Вероятно, в возвращении к базовым навыкам есть некое достоинство…
Вчера я попытался заштопать носок вместо того, чтобы выкинуть и заказать новый. От мамы остался пластмассовый грибок (с тех времен, когда пластик еще именовался пластмассой), наперсток, иголка с широким ушком и нитки для штопки. Я прилежно произвел полагающиеся операции – сначала проложить нити в одном направлении, цепляя их за края носочной раны; затем изготовить подобие дерюжной ткани, последовательно пропуская нить перпендикулярно и последовательно под и над… Идеальный результат, если верить интернету, напоминает герб Хорватии. Идеала у меня, разумеется, не вышло. Я надел починенный носок, пару раз прошелся по комнате: тот немедленно порвался снова. Возможно, синтетические в принципе не предназначены к штопке, либо я где-то нарушил технологию. Взяв маникюрные ножницы, я проделал еще дырку и принялся опять. Основа, уток – новая неудача. Третья попытка вышла успешнее, но предмет одежды пришел в окончательную негодность, и я выкинул его в мусорное ведро. Остался еще один для тренировок, но я решил, что покамест с меня достаточно.
**
И все-таки: здоровый, образованный мужик, способный хорошо зарабатывать, пять лет сидит безвылазно в двухкомнатной квартире на седьмом этаже панельной девятиэтажки спального района Питера. Зачем? Что его подвигло? Какая череда событий? Который по счету айвазовский вал вынес на пустынный брег этот обломок ракушки? Что ищет он в краю родном…?
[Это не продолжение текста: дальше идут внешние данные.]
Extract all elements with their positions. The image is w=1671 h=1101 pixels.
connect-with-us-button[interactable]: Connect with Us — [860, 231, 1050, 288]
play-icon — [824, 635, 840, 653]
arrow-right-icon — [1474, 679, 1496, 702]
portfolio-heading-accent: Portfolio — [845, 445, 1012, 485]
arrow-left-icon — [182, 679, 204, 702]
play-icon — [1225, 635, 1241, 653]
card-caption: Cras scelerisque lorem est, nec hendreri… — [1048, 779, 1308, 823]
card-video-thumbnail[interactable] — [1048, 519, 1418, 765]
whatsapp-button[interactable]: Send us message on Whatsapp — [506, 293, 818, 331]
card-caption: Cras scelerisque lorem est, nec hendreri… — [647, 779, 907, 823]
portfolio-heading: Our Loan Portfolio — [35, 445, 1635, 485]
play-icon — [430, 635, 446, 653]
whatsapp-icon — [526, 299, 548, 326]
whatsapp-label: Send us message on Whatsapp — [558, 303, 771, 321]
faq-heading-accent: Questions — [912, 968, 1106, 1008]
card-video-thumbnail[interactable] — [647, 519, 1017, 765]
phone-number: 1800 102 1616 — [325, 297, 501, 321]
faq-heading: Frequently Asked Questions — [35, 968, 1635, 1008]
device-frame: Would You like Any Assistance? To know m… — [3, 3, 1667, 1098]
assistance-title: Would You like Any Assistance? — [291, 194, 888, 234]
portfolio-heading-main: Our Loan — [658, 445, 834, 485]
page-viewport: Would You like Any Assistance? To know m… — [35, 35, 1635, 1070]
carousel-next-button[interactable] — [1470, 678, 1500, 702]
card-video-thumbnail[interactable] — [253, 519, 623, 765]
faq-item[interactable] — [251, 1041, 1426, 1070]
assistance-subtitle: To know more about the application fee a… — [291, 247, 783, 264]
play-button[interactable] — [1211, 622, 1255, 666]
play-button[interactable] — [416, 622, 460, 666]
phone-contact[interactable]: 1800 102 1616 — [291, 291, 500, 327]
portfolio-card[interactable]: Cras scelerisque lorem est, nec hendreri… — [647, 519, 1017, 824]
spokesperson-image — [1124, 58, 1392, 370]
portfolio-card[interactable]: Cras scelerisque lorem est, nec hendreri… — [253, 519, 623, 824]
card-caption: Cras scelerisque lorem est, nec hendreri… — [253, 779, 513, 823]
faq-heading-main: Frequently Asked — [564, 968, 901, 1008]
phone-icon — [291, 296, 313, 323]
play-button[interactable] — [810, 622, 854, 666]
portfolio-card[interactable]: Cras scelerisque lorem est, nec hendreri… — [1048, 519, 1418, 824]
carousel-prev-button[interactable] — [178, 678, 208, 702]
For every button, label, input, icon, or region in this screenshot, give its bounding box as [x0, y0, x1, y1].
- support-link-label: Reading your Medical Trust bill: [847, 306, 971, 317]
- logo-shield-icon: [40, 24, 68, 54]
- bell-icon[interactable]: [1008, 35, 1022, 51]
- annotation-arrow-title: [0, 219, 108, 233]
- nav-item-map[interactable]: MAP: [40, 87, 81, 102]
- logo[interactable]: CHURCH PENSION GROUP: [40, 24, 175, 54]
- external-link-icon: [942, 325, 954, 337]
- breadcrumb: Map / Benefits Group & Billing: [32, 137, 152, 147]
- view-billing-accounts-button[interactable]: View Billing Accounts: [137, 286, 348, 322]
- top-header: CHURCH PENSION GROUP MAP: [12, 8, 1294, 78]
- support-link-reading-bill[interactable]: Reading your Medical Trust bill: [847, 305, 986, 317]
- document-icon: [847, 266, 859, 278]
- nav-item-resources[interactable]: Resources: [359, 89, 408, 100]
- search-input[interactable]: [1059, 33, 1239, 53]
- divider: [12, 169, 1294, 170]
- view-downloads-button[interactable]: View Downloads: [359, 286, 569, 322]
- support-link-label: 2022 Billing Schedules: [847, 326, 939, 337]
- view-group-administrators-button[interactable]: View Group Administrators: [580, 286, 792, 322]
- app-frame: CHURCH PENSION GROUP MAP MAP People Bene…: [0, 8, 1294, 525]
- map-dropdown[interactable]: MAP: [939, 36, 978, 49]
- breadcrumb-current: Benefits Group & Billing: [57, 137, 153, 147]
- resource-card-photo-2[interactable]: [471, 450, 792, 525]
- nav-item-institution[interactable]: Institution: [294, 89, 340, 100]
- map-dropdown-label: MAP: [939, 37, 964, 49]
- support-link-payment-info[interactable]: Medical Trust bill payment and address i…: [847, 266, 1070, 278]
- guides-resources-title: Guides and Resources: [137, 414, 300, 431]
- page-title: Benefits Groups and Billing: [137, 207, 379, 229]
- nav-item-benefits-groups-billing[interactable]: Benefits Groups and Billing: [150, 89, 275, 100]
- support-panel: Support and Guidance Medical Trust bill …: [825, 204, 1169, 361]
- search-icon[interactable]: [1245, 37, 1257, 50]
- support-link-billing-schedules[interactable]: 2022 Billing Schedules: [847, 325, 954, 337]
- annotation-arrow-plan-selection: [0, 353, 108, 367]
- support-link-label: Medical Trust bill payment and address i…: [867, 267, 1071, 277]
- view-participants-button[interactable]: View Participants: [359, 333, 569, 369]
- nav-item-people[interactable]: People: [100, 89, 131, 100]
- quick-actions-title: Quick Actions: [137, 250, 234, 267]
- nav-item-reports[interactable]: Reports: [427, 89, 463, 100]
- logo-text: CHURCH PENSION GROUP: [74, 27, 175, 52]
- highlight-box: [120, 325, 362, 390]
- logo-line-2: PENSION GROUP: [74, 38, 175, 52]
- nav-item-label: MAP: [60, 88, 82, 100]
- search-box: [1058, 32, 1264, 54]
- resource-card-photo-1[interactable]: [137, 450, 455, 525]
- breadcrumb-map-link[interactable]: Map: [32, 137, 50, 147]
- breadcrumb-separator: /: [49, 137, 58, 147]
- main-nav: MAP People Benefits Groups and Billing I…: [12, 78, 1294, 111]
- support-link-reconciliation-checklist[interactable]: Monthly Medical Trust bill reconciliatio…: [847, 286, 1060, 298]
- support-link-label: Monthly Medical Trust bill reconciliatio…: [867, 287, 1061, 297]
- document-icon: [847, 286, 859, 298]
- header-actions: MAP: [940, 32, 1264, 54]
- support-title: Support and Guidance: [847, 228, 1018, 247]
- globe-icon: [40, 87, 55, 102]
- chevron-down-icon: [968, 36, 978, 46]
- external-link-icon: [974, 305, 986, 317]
Мы обычно не понимаем мотивов собственных поступков: теория, которая складывается у нас в головах по большей части не имеет особенной связи с реальностью. Заинтересованное лицо даже может заявить, что ему «так захотелось». Но почему захотелось именно запереться на 32 квадратных метрах жилплощади со стандартными коммунальными удобствами и интернетом? Можно ли списать этот факт на проявление внутренней свободы, на которую индивидуум, согласно Сартру, обречен – либо Жан-Поль – балаболка, и слушать надо энциклопедиста Дидро, утверждавшего (см. «Жак-фаталист»), что все наши поступки вплоть до почесывания пятки, с момента Большого Взрыва вписаны в Большую книгу судеб и столь же неотвратимы, как движения светил по небосводу? Кстати, не далее, чем вчера, я приобщился посредством сети интернет к опыту некого блогера, заснувшего в ночи на пленэре. Когда его разбудил залетный жук, имярек увидел, что созвездие Ориона передвинулось относительно своего прежнего положения. Из школьной программы он знал, что Земля крутится, и потому расположение светил на небосводе меняется со временем, но до того ему как-то не приходило в голову, что учебник астрономии может иметь отношение к действительности…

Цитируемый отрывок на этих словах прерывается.